Myriam Ben Salah, an independent curator and the editor of Kaleidoscope Magazine, is skeptical about the state of things. “Institutions remain, internally, quite chauvinistic,” she told Hyperallergic in an email interview. “I’m a young female North African curator, and although I’m based in Paris, all my main projects are happening outside of France. I worked for a cultural institution for seven years but felt that I had reached a glass ceiling and that recognition wouldn’t come from my country of adoption. France simply has no foreigners in high positions within art institutions. The system is still quite bureaucratic, a bit elitist and very centered on what we call the ‘entre soi’ [‘among themselves’].”

Ben Salah points out the continued lack of meaningful engagement with France’s post-colonial heritage. “I found it quite ironic that Macron claimed the need for culture and creativity to help fight extremism,” she explained. “Extremism in France is deeply rooted in its post-colonial history, with a fringe of the population being marginalized thus more inclined to joining ‘dark forces’. Maybe a first step would be for these populations to be reflected in French institutions and not mostly governed by elitist white, middle-aged men?”

As for one of Macron’s cultural proposals — to improve access to visas for artists — it could solve a pressing crisis in a world of problematic borders. “Revising the Visa system for artists is crucial,” explains Ben Salah. “I can tell you from firsthand experience that opportunities are determined by the color of your passport.
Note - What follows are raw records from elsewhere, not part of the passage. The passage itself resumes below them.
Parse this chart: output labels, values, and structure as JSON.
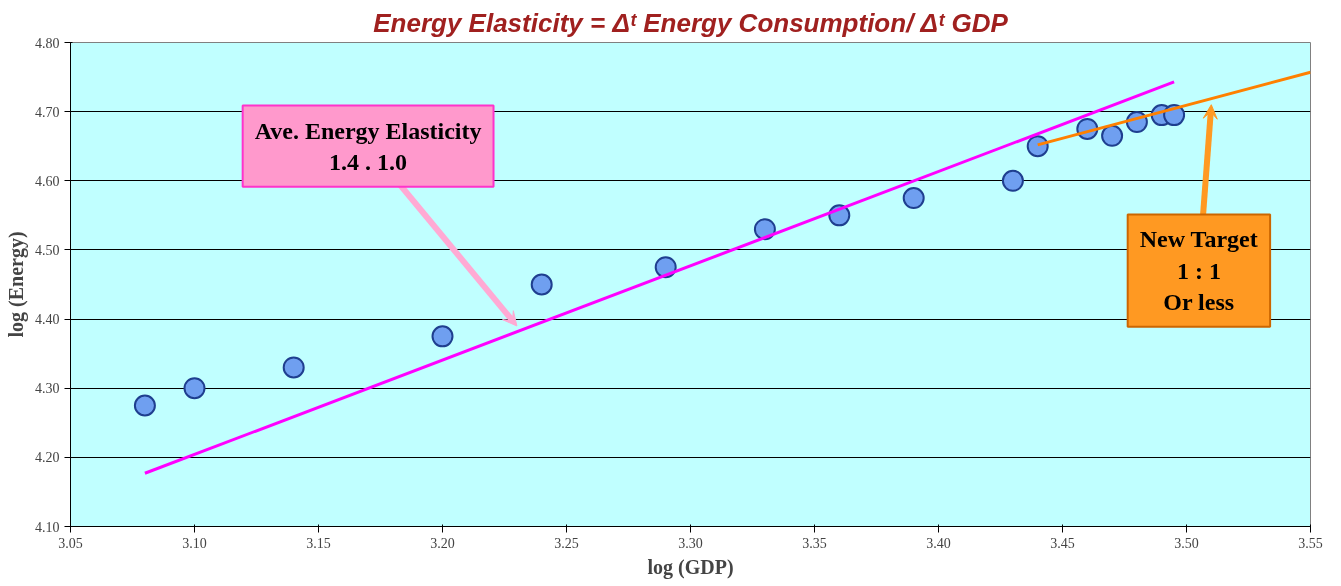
{
  "chart_data": {
    "type": "scatter",
    "title": "Energy Elasticity = Δᵗ Energy Consumption/ Δᵗ GDP",
    "xlabel": "log (GDP)",
    "ylabel": "log (Energy)",
    "x": [
      3.08,
      3.1,
      3.14,
      3.2,
      3.24,
      3.29,
      3.33,
      3.36,
      3.39,
      3.43,
      3.44,
      3.46,
      3.47,
      3.48,
      3.49,
      3.495
    ],
    "series": [
      {
        "marker": "circle",
        "color": "#6f9ff0",
        "values": [
          4.275,
          4.3,
          4.33,
          4.375,
          4.45,
          4.475,
          4.53,
          4.55,
          4.575,
          4.6,
          4.65,
          4.675,
          4.665,
          4.685,
          4.695,
          4.695
        ]
      },
      {
        "type": "line",
        "color": "#ff00ff",
        "x": [
          3.08,
          3.495
        ],
        "values": [
          4.177,
          4.743
        ]
      },
      {
        "type": "line",
        "color": "#ff8000",
        "x": [
          3.44,
          3.55
        ],
        "values": [
          4.652,
          4.757
        ]
      }
    ],
    "annotations": [
      {
        "text": "Ave. Energy Elasticity\n1.4 . 1.0",
        "x": 3.23,
        "y": 4.39
      },
      {
        "text": "New Target\n1 : 1\nOr less",
        "x": 3.51,
        "y": 4.71
      }
    ],
    "xlim": [
      3.05,
      3.55
    ],
    "ylim": [
      4.1,
      4.8
    ],
    "xticks": [
      {
        "value": 3.05,
        "label": "3.05"
      },
      {
        "value": 3.1,
        "label": "3.10"
      },
      {
        "value": 3.15,
        "label": "3.15"
      },
      {
        "value": 3.2,
        "label": "3.20"
      },
      {
        "value": 3.25,
        "label": "3.25"
      },
      {
        "value": 3.3,
        "label": "3.30"
      },
      {
        "value": 3.35,
        "label": "3.35"
      },
      {
        "value": 3.4,
        "label": "3.40"
      },
      {
        "value": 3.45,
        "label": "3.45"
      },
      {
        "value": 3.5,
        "label": "3.50"
      },
      {
        "value": 3.55,
        "label": "3.55"
      }
    ],
    "yticks": [
      {
        "value": 4.1,
        "label": "4.10"
      },
      {
        "value": 4.2,
        "label": "4.20"
      },
      {
        "value": 4.3,
        "label": "4.30"
      },
      {
        "value": 4.4,
        "label": "4.40"
      },
      {
        "value": 4.5,
        "label": "4.50"
      },
      {
        "value": 4.6,
        "label": "4.60"
      },
      {
        "value": 4.7,
        "label": "4.70"
      },
      {
        "value": 4.8,
        "label": "4.80"
      }
    ],
    "grid": "y"
  }
}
The utopia of a borderless cultural world is only real until you face a refusal from an embassy because you are part of a ‘risky population.’” Time only will tell if Macron’s promises will translate into concrete actions, or the cabinet redesign will bear more of the same.

Shirine Saad is a Beirut-born journalist, programmer, and DJ focusing on culture and activism. She recently taught Arts Journalism and Criticism at Brown University, where she is the Founding Editor of...

5 replies on “Who is Franck Riester, France’s New Culture Minister?”

  1. Hi Hyperallergic, just signaling an error here: In 2011, former president François Mitterrand commissioned him to issue a report on musical creation in the digital era.
    Mitterrand is long time dead now, Hollande was the PR during that time.

    1. Thank you so much for your comment — Frédéric Mitterrand, Minister of Culture and Communication at the time commissioned the report. The article has been corrected.

  2. I’m feel ambiguous about the idea that people from a different cultural background get less chances in the cultural field, I myself am a “native” in “my” country(Belgium), and I find it difficult to become part of it myself. The way I feel is that you’re always welcome as a consumer of culture but the road to active participation in the institutions is oblique/opaque.

    Not that I want to dictate how anyone should perceive their personal struggle but if I where to blame my lack of integration in the art world on, for instance, the working class background of my parents, I would tie myself to that negative frame of reference and so enforce that narrative. No?

    Does the concept of these centers of artistic power still hold up in “our” utopian vision of de-centralized equality and interconnectedness?

  3. France is burning, call the minister of culture. Really, where the hell is this dept/minister of culture. DUH not working, waste of time, dumb idea, total fail!!!!